The recipient of numerous journalism awards, Gomez has received seven New York Emmy Awards, two Philadelphia Emmys, an UPI honor for ‘Best Documentary’ for a 1986 report on AIDS, three NY State Broadcaster’s Association awards, national television awards from the Leukemia Society, the National Marfan Foundation and an ‘Excellence in Time of Crisis’ award from New York City after September 11th. In addition, he was named the American Health Foundation’s Man of the Year and was a NASA Journalist-In-Space semi-finalist in 1986.

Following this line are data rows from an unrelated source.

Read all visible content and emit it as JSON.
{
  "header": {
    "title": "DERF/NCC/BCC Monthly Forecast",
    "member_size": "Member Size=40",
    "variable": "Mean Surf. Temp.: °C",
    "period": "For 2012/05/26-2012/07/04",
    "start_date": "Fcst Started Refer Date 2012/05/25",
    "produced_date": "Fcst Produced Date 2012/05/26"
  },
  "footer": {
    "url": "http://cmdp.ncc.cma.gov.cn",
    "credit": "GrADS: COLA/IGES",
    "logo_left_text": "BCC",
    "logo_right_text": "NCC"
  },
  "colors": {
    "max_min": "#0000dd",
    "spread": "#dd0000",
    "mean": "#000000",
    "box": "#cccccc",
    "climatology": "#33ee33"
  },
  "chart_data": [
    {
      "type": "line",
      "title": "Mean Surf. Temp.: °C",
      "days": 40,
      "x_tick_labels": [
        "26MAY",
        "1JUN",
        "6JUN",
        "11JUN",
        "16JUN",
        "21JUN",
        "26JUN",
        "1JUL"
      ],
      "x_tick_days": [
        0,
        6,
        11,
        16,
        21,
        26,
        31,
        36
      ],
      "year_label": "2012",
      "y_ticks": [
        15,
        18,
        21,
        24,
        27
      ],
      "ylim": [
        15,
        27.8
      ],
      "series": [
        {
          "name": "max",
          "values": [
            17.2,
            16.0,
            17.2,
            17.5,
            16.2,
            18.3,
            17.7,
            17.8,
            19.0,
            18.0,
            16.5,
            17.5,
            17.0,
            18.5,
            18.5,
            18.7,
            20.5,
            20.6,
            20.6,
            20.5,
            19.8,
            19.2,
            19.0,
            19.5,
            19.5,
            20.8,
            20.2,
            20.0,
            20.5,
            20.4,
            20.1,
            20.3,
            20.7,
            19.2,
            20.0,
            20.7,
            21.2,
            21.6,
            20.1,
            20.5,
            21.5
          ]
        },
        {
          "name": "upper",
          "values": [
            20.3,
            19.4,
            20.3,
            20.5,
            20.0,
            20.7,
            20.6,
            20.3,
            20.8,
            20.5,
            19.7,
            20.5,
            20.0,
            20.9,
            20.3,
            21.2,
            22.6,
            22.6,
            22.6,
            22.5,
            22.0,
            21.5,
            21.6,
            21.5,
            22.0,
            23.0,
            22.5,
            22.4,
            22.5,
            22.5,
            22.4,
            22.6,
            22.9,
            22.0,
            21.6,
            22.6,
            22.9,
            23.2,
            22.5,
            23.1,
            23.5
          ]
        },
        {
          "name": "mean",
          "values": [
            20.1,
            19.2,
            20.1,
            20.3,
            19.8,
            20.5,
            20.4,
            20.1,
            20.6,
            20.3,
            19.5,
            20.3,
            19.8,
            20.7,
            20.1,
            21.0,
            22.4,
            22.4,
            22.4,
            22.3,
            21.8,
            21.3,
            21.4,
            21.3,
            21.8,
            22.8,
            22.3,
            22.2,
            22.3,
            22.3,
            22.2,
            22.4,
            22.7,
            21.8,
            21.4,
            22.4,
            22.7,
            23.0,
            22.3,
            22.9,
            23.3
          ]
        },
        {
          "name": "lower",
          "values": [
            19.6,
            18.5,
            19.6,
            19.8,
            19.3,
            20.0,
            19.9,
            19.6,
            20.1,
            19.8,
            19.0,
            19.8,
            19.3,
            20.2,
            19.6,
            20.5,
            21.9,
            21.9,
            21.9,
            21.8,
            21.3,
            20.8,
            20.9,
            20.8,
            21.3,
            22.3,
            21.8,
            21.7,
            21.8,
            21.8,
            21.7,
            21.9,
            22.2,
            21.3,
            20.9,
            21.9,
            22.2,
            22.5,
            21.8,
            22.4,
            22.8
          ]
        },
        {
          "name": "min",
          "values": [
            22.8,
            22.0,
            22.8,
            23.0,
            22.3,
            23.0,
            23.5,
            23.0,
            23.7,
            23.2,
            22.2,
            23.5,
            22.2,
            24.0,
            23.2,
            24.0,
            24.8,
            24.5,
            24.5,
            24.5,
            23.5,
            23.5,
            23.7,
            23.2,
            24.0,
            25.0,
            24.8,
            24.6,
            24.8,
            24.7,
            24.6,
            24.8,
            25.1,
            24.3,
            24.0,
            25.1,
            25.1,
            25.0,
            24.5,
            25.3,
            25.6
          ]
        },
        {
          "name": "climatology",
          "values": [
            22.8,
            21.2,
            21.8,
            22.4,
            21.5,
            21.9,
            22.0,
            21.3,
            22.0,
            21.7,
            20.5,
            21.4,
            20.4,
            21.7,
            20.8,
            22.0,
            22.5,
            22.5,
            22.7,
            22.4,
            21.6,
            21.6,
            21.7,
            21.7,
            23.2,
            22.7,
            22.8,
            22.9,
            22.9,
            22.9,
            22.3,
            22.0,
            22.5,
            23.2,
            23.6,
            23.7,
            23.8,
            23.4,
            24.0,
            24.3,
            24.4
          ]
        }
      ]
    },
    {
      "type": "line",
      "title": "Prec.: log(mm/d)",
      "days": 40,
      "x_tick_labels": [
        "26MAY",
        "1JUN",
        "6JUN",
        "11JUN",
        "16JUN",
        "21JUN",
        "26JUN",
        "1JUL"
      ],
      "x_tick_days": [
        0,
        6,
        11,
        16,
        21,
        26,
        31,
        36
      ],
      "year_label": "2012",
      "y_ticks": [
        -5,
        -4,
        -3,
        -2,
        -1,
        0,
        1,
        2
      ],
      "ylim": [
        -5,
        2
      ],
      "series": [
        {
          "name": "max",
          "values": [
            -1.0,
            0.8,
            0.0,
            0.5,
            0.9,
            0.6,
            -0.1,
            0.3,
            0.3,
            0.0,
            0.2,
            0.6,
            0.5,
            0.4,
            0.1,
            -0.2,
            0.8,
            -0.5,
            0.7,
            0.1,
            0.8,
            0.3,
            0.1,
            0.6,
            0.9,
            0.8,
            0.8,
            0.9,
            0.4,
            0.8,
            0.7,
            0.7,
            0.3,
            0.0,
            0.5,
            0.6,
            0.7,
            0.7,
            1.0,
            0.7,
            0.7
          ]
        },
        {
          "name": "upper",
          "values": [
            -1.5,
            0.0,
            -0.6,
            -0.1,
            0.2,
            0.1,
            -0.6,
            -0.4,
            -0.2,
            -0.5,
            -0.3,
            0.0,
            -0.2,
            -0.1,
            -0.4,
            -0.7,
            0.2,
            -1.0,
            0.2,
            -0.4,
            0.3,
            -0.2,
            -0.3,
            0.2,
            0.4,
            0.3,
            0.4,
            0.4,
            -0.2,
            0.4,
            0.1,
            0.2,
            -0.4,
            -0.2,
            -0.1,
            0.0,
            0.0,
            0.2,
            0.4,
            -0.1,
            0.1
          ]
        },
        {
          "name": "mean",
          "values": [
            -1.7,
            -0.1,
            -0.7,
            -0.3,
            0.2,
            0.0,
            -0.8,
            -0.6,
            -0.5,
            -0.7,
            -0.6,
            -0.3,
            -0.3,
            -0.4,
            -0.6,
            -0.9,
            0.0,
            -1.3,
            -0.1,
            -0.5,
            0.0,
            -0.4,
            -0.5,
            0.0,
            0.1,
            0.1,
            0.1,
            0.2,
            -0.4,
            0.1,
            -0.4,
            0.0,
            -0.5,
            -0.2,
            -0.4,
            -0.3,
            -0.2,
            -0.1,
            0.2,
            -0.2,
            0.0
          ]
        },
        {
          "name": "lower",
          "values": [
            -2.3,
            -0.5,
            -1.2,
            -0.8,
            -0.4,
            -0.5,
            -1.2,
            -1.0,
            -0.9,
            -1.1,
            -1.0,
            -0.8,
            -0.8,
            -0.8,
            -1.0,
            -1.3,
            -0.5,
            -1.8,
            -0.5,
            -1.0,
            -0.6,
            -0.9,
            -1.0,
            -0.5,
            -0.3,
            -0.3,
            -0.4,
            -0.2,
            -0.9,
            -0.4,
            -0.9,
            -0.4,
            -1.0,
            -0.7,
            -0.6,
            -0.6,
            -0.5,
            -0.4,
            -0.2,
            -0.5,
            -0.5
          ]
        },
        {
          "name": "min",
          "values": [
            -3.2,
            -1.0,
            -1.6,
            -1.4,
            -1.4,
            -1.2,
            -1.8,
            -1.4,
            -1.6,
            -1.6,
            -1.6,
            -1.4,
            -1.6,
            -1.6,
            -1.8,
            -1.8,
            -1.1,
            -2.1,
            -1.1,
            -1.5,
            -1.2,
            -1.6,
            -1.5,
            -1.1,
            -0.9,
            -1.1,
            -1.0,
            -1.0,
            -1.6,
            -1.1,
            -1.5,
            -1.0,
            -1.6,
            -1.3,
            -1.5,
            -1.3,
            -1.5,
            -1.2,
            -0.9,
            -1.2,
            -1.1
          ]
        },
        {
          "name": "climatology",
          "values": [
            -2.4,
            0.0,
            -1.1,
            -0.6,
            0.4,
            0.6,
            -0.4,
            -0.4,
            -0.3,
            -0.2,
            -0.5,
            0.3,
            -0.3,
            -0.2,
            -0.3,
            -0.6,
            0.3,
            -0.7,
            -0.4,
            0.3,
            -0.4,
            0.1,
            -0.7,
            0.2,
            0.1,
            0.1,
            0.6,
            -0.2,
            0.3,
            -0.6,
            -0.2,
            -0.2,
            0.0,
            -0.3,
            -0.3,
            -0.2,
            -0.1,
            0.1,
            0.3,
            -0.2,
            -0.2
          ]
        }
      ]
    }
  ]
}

Gomez is also the co-author of The Prostate Health Program: A Guide to Preventing and Controlling Prostate Cancer, which explains how an innovative program consisting of diet, exercise and lifestyle changes may help prevent prostate cancer. He has also written and lectured extensively on stem cell research and therapy.
Dr. Gomez serves on the national board of directors for the American Heart Association, the Princeton Alumni Weekly and the Partnership for After School Education, a citywide group of 1,600 community-based after school programs that help tutor and mentor children in New York City. He chaired a national committee for the American Association for the Advancement of Science and also mentors college, medical students and physicians who are interested in medical journalism.
Gomez, a native of Havana, Cuba, is bilingual in Spanish and graduated cum laude from Princeton University. He received a Ph.D. from the Wake Forest University School of Medicine and was a N.I.H. Postdoctoral Fellow at New York’s Rockefeller University.